Verfahrensgang
LG Tübingen (Entscheidung vom 14.12.1992) |
Tenor
1.
Auf die Revision des Angeklagten wird das Urteil des Landgerichts Tübingen vom 14. Dezember 1992
a)
im Schuldspruch dahin geändert, daß im Fall II 2 der Urteilsgründe der Vorwurf einer tateinheitlich begangenen Verführung (§ 182 StGB) entfällt;
b)
im Ausspruch über die in diesem Fall verhängte Einzelstrafe und über die Gesamtstrafe mit den Feststellungen aufgehoben.
Im Umfang der Aufhebung wird die Sache zu neuer Verhandlung und Entscheidung, auch über die Kosten des Rechtsmittels, an eine andere Strafkammer des Landgerichts zurückverwiesen.
2.
Die weitergehende Revision wird verworfen.
Gründe
Das Landgericht hat den Angeklagten wegen sexuellen Mißbrauchs eines Kindes in Tateinheit mit sexuellem Mißbrauch einer Schutzbefohlenen (Tat zum Nachteil von Christina B.) und wegen Verführung in Tateinheit mit sexuellem Mißbrauch einer Schutzbefohlenen (Tat zum Nachteil von Iris Ba.) zu einer Gesamtfreiheitsstrafe von drei Jahren verurteilt. Die Revision des Angeklagten hat teilweise Erfolg.
1.
Zur Verurteilung des Angeklagten wegen der gegenüber Iris Ba. begangenen Tat führt der Generalbundesanwalt zutreffend aus:
"Die tateinheitliche Verurteilung des Angeklagten wegen Verführung im Fall II 2 der Gründe muß mangels wirksamen Strafantrags entfallen. Eine Verurteilung wegen Entführung setzt nach § 182 Abs. 2 Satz 1 StGB einen Strafantrag voraus. Da das geschädigte Mädchen noch nicht 18 Jahre alt ist (UA S. 9), müssen nach § 77 Abs. 3 StGB die Personen den Antrag stellen, denen die Sorge für die Person des Mädchens obliegt. Das sind beide Eltern (Bd. II Bl. 305 R d.A.). Die Strafanzeige ist aber nur von dem Vater erstattet worden (Bd. I Bl. 75-77 d.A.). Ob die von dem Vater getrennt lebende Mutter damals schon von der Tat des Angeklagten erfahren hatte, ist nicht bekannt. Darauf kommt es aber auch nicht an, da die dreimonatige Antragsfrist (§ 77b StGB) zu laufen beginnt, sobald der Vater oder die Mutter von der Tat oder dem Täter Kenntnis erlangt haben (BGHSt 22, 103). Der Vater hat aber schon am 23. August 1991 von der Tat des Angeklagten erfahren (Bd.
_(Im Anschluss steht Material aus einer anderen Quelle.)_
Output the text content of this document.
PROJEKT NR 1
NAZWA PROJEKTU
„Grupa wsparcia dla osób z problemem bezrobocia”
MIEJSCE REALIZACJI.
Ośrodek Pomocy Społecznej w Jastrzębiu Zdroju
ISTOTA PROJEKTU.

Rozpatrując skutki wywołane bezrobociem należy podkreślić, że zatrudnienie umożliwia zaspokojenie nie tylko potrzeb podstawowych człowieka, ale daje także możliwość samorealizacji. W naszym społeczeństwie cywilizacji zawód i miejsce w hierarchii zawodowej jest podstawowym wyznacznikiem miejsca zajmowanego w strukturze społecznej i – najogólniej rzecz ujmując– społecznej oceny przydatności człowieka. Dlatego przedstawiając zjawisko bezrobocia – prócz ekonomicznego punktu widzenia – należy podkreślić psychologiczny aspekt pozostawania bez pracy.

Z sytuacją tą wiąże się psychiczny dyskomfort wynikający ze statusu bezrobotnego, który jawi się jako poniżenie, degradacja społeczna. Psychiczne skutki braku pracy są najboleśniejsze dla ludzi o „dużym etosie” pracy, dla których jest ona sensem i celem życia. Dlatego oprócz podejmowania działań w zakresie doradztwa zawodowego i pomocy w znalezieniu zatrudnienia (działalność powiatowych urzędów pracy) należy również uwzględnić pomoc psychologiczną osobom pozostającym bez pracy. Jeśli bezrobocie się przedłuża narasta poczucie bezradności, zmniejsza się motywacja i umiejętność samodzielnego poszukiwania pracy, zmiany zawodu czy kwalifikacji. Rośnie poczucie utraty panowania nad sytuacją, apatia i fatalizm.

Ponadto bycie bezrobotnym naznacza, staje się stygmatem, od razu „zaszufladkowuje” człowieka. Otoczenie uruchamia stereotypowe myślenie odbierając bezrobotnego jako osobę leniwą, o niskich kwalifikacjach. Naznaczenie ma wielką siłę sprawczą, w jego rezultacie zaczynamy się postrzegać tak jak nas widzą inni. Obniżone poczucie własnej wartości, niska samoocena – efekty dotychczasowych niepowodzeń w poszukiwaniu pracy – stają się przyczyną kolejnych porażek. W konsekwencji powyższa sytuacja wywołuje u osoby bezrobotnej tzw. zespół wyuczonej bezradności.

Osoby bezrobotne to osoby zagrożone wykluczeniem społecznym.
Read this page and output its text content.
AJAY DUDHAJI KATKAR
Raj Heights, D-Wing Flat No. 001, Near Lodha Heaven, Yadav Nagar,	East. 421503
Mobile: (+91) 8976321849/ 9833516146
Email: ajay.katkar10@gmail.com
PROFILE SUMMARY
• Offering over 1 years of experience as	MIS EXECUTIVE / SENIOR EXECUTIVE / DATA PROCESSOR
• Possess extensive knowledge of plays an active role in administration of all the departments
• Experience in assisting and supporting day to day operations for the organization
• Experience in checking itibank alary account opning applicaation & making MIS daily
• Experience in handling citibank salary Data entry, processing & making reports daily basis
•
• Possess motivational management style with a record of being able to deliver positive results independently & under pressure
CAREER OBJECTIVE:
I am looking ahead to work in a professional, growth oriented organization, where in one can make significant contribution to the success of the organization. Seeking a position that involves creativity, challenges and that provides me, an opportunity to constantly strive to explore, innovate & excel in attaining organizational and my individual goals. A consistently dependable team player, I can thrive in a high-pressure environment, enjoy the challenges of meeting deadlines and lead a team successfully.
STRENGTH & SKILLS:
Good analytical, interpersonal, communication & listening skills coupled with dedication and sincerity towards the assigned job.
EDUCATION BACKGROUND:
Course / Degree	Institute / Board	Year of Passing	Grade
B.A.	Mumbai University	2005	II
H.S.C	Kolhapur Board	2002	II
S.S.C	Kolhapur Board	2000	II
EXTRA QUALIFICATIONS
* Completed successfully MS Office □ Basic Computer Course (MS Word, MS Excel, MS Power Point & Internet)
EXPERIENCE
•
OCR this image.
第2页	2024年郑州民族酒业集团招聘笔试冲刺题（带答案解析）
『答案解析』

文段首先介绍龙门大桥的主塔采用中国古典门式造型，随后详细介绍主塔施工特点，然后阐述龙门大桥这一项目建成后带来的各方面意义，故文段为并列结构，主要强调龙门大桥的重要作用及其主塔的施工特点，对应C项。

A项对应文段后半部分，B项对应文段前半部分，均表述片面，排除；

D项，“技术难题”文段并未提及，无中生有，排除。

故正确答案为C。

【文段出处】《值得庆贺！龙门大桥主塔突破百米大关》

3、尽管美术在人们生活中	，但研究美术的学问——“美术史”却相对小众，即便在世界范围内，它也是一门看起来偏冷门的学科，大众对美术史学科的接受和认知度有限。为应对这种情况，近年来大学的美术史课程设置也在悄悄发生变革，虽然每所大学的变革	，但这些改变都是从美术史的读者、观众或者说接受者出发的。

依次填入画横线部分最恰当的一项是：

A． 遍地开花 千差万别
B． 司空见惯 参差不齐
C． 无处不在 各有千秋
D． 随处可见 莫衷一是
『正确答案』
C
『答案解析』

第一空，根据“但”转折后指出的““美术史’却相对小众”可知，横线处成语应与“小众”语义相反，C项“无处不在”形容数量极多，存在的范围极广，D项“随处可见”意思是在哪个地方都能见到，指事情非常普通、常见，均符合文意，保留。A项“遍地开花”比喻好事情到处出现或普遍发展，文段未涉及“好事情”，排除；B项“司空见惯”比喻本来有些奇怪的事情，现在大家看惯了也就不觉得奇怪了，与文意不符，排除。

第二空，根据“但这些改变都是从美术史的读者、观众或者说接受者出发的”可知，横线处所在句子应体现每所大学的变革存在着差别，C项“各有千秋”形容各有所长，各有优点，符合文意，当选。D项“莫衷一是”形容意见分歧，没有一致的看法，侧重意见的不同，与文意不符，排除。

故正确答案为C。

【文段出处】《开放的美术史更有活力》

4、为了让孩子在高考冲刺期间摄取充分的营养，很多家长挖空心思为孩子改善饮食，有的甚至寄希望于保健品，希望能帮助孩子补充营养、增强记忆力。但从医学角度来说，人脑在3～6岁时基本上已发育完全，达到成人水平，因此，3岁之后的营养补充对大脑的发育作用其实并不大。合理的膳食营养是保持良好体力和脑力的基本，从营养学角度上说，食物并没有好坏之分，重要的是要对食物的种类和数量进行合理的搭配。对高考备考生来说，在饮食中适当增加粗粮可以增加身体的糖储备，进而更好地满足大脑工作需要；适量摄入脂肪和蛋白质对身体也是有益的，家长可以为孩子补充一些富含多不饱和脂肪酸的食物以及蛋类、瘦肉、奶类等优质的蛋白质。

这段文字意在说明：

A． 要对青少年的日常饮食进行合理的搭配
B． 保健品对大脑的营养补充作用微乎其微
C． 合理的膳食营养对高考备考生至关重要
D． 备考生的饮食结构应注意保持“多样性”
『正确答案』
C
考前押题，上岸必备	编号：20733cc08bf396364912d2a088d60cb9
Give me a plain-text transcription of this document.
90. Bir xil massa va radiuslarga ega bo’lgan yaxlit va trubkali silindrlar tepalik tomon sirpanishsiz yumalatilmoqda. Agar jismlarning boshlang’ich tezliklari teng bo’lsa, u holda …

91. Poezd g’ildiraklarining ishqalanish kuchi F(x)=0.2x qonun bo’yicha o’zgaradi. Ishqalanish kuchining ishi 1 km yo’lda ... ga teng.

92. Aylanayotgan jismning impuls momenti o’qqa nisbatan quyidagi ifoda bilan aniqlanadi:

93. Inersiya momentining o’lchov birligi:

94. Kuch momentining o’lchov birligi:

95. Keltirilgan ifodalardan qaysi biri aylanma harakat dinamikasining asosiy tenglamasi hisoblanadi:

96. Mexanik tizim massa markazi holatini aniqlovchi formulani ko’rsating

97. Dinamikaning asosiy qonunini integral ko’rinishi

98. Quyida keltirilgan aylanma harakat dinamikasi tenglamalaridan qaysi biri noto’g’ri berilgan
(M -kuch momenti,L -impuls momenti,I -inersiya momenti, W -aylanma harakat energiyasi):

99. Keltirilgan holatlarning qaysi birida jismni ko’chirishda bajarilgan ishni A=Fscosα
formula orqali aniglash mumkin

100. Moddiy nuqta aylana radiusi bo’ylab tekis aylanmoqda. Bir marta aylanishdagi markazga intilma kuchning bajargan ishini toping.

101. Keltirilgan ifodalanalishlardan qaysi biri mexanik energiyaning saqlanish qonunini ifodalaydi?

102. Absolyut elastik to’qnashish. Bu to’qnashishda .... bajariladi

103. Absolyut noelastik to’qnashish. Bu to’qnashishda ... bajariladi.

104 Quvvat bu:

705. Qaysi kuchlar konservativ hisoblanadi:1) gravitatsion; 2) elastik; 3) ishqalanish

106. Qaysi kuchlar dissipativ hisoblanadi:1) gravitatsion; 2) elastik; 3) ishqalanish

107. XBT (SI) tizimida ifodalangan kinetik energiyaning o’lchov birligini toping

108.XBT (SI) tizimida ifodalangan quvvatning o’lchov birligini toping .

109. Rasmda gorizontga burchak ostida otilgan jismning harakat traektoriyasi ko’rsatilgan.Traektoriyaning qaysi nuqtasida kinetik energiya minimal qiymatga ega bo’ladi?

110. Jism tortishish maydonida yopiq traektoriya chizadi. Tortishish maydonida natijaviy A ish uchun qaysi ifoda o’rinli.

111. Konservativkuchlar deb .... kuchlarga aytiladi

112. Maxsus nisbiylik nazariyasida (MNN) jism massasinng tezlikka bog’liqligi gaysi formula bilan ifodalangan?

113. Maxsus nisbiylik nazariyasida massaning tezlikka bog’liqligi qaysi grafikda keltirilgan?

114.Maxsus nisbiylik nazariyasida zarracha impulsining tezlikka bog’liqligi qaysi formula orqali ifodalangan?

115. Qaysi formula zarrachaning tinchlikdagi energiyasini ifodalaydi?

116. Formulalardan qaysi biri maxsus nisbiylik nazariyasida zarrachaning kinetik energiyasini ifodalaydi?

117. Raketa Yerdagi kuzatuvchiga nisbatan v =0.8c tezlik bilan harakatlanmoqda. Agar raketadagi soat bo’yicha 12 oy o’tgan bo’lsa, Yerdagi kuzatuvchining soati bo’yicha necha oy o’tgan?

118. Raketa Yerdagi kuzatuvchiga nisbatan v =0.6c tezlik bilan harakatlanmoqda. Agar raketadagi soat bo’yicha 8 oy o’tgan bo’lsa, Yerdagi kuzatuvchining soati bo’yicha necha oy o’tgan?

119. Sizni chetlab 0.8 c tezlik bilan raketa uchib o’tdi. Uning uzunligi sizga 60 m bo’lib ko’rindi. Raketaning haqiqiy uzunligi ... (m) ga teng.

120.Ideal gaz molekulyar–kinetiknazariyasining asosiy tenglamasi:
I Bl. 75 d.A.). Die Mutter hätte deshalb bis zum 23. November 1991 ihre Zustimmung zu der Strafanzeige erklären müssen (BGH, LM StGB § 61 aF Nr. 2; BGH, Urt. v. 21.07.1981 - 1 StR 219/81). Sie hat aber ihre Zustimmung erst in der Hauptverhandlung erklärt (Bd. II Bl. 305 R d.A.). Das war zu spät.
Der Wegfall der tateinheitlichen Verurteilung wegen Verführung nötigt zur Aufhebung der für diesen Fall verhängten Einzelstrafe und der Gesamtstrafe; denn die Strafkammer hat bei der Zumessung dieser Einzelstrafe ausdrücklich straferschwerend gewertet, 'daß sich der Angeklagte außer dem Delikt nach § 174 StGB auch der Verführung schuldig gemacht hat' (UA S. 42). Es kann deshalb nicht ausgeschlossen werden, daß diese Einzelstrafe milder ausgefallen wäre, wenn die Strafkammer bedacht hätte, daß das Delikt der Verführung mangels wirksamen Strafantrags nicht verfolgt werden darf."
2.
Im übrigen hat die Nachprüfung des Urteils auf Grund der allgemeinen Sachrüge keinen den Angeklagten beschwerenden Rechtsfehler ergeben. Bestand hat auch der Ausspruch über die Einzelstrafe, die das Landgericht für die gegenüber Christina B. begangene Tat verhängt hat.